Starting in the 1990s, U.S. imperialism and its allies used the Security Council of the United Nations to create special tribunals to hold trials for alleged war crimes and crimes against humanity. The most publicized concerned civil wars in Cambodia, Rwanda and especially the former Yugoslavia, whose president, Slobodan Milosevic was indicted as U.S.-NATO bombs were dropping on his country.

Each of these cases shared more or less the same characteristics. Imperialist countries had either instigated or intervened in civil wars. No imperialist politicians or soldiers were indicted. Those convicted were mainly from the side of the civil war that was most independent of the imperialists. The courts were specially created to impose a political judgment against whatever forms of resistance existed.

The International Criminal Court was supposed to change this pattern. It was supposed to judge all possible criminals equally. But the ICC held true to the old form by targeting the head of state of Sudan in Africa regarding on-going civil conflict in the Darfur region where the imperialists hope to grab Sudan’s oil reserves.

We have a suggestion for the ICC. If you want to punish war criminals, start at the top. That would be George W. Bush, Dick Cheney and their whole entourage.

By now the whole world knows this criminal gang plotted a war of aggression against Iraq, occupied Afghanistan and committed a series of war crimes.

Even retired Major General Anthony Taguba, who led the U.S. Army’s investigation into the Abu Ghraib abuses, has accused the Bush administration of “a systematic regime of torture” and war crimes.

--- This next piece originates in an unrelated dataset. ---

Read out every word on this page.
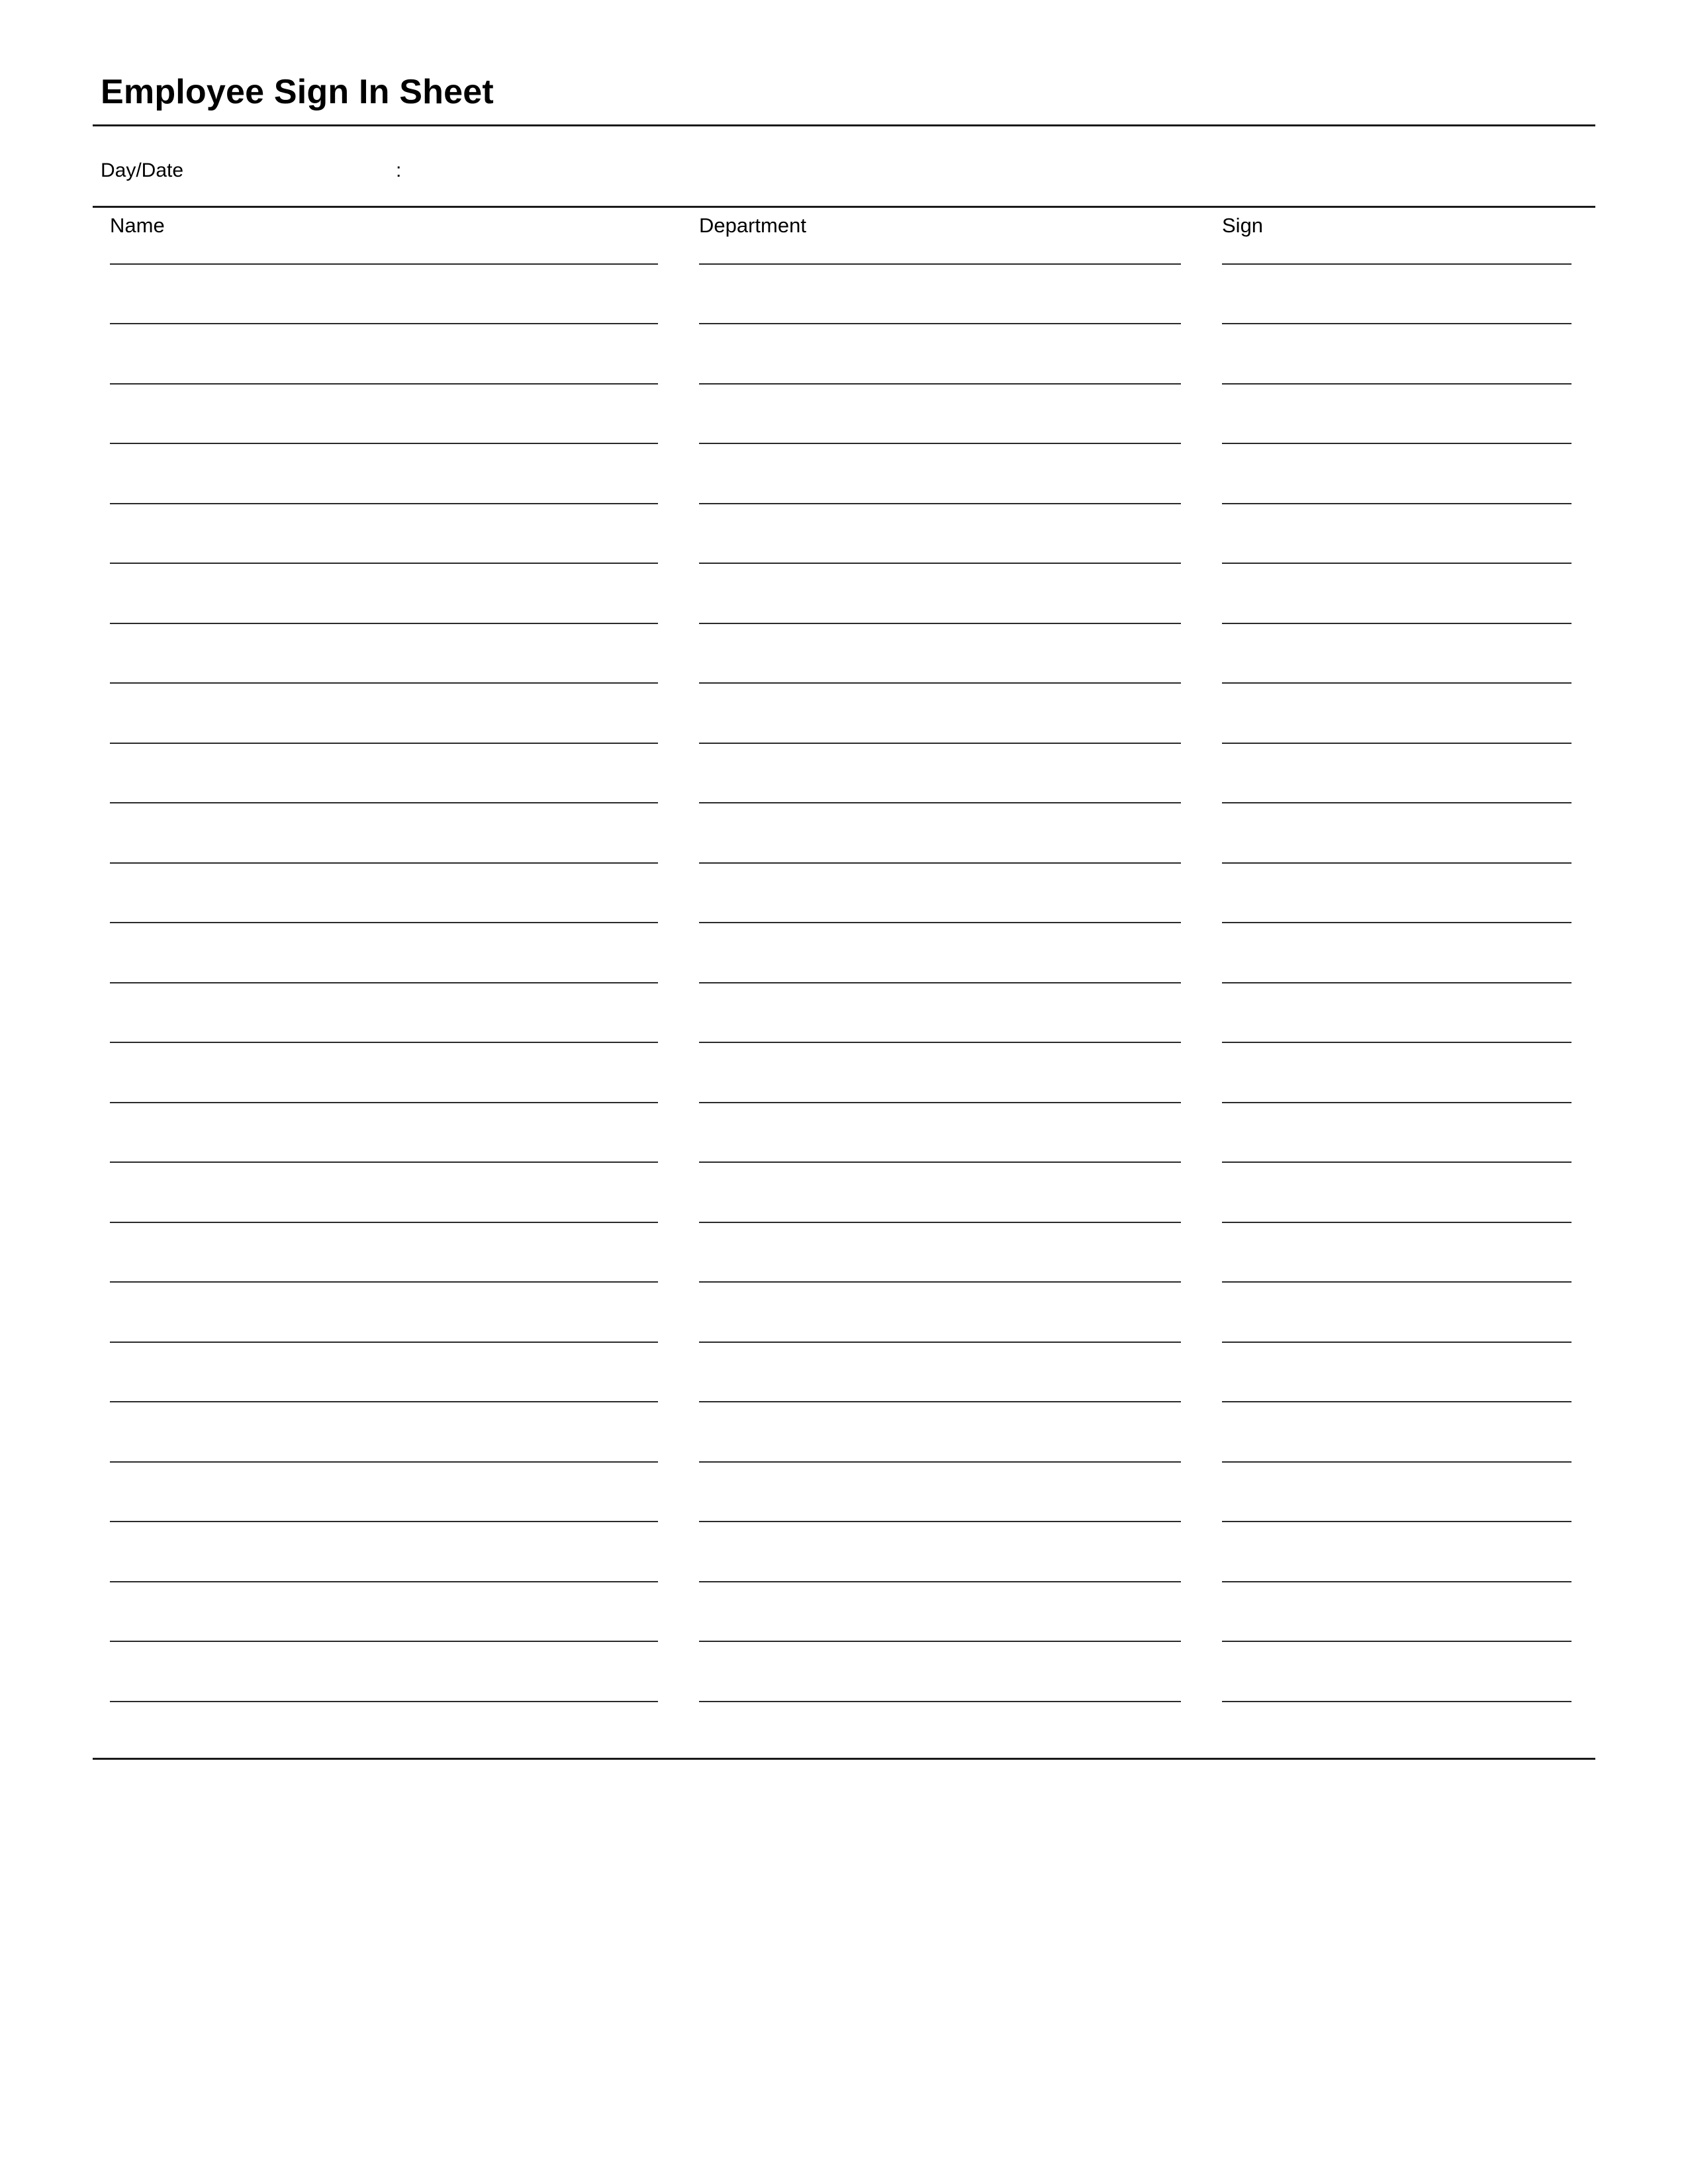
Employee Sign In Sheet
Day/Date	:
Name	Department	Sign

Celebrity lawyer-author Vincent Bugliosi wrote the new book “The Prosecution of George W. Bush for Murder,” which quickly became a best-seller though the corporate media ignored it. Bugliosi’s point is Bush misled the country into the war in Iraq. Thus Bush should be tried in the U.S. for the deaths of the 4,000-plus U.S. troops killed there.

Lawrence Velvel, the dean and founder of the Massachusetts School of Law, would like the administration tried for an even greater crime: the murder of 1.3 million Iraqis. “For George Bush, Richard Cheney, Don Rumsfeld and Henry Kissinger to swing, or even for them to spend years in jail, would be a powerful lesson to future [U.S.] American leaders,” said Velvel, whose school is located in Andover, Mass., near Bush’s old prep school.

If Taguba, Bugliosi and Velvel can raise this issue, it’s an idea whose time has come. Let the Africans resolve the problems of the Sudan. ICC, it’s time to indict Bush and Cheney.